The IRS's special scrutiny of small-government groups applying for tax-exempt status went far beyond keyword hunts for organizations with “Tea Party” or “Patriot” in their names.
It also included searches for applicants seeking to “make America a better place to live” or “criticize how the country is being run,” according to a draft audit by the inspector general that was seen by The New York Times.
The Treasury Department's full audit will be released later this week, but the controversy is already swirling. The investigation dates back to a 2010 decision by IRS investigators to, they say, look for shortcuts in how to review tax-exempt status applications.

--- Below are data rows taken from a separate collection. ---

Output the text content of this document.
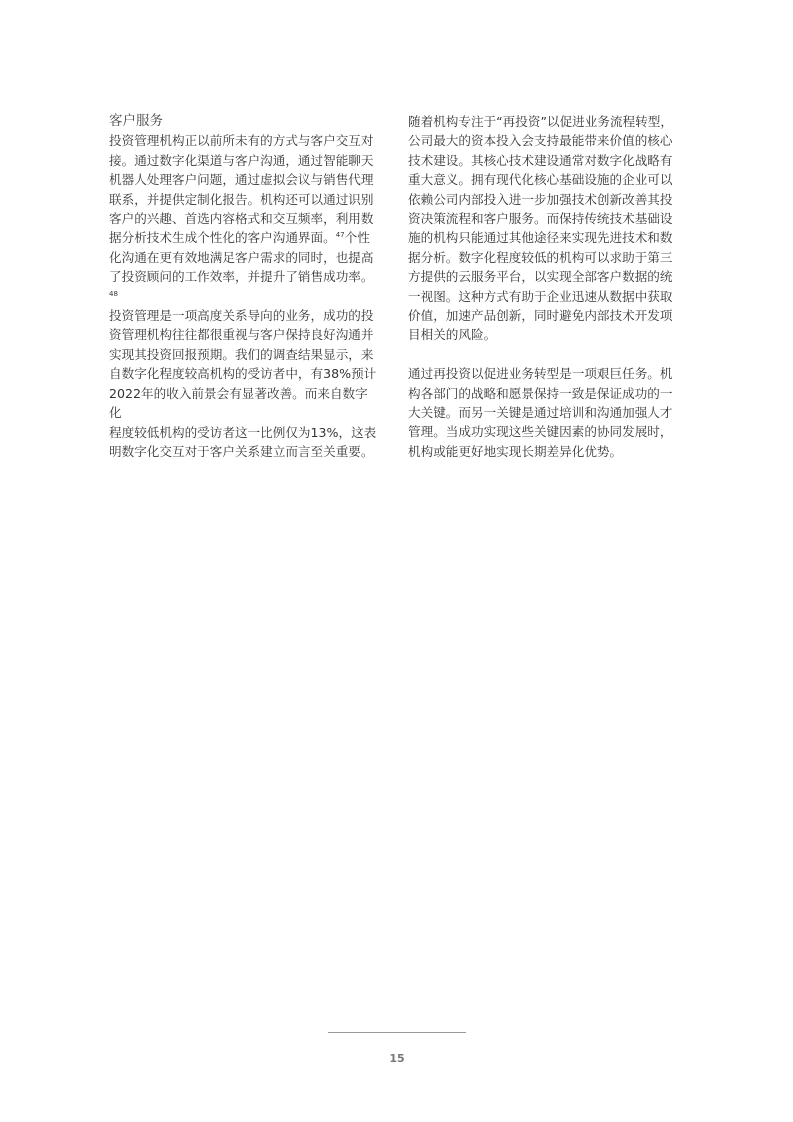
客户服务

投资管理机构正以前所未有的方式与客户交互对
接。通过数字化渠道与客户沟通，通过智能聊天
机器人处理客户问题，通过虚拟会议与销售代理
联系，并提供定制化报告。机构还可以通过识别
客户的兴趣、首选内容格式和交互频率，利用数
据分析技术生成个性化的客户沟通界面。$^{47}$个性
化沟通在更有效地满足客户需求的同时，也提高
了投资顾问的工作效率，并提升了销售成功率。$^{48}$

投资管理是一项高度关系导向的业务，成功的投
资管理机构往往都很重视与客户保持良好沟通并
实现其投资回报预期。我们的调查结果显示，来
自数字化程度较高机构的受访者中，有38%预计
2022年的收入前景会有显著改善。而来自数字化
程度较低机构的受访者这一比例仅为13%，这表
明数字化交互对于客户关系建立而言至关重要。

随着机构专注于“再投资”以促进业务流程转型，
公司最大的资本投入会支持最能带来价值的核心
技术建设。其核心技术建设通常对数字化战略有
重大意义。拥有现代化核心基础设施的企业可以
依赖公司内部投入进一步加强技术创新改善其投
资决策流程和客户服务。而保持传统技术基础设
施的机构只能通过其他途径来实现先进技术和数
据分析。数字化程度较低的机构可以求助于第三
方提供的云服务平台，以实现全部客户数据的统
一视图。这种方式有助于企业迅速从数据中获取
价值，加速产品创新，同时避免内部技术开发项
目相关的风险。

通过再投资以促进业务转型是一项艰巨任务。机
构各部门的战略和愿景保持一致是保证成功的一
大关键。而另一关键是通过培训和沟通加强人才
管理。当成功实现这些关键因素的协同发展时，
机构或能更好地实现长期差异化优势。

15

Takeaway Washington Correspondent Todd Zwillich said the IRS was considering whether these political groups meet the qualifications for being tax-exempt as a "social-welfare" organization.
"Within the Tea Party movement and long before that across the political spectrum — tax auditors at the IRS are frustrated," Zwillich said. "This social exemption is being used an excuse, essentially, by political organizations to not have to pay taxes. They say they're educating the public."
So the IRS says they were merely trying to sniff out applications from organizations that wouldn't be tax exempt. In practice, though, according to the Times and a Washington Post report, they were effectively searching for terms that almost exclusively encompassed the political philosophy of the Tea Party movement.
"And exacting additional tax scrutiny on the applications of those groups," Zwillich said.
So far, there's no indication this activity happened at the encouragement, or even with the knowledge, of the White House. In fact, when the director of the tax exempt office found out about the practice, the audit found, she told them to expand their searches to encompass a broader range of political philosophies.
"They did expand it, but then it appears they go to January 2012. They were still doing these searches for increased scrutiny and it still appears that the search terms, the criteria they were using, were mostly targeted at groups on the right," Zwillich said.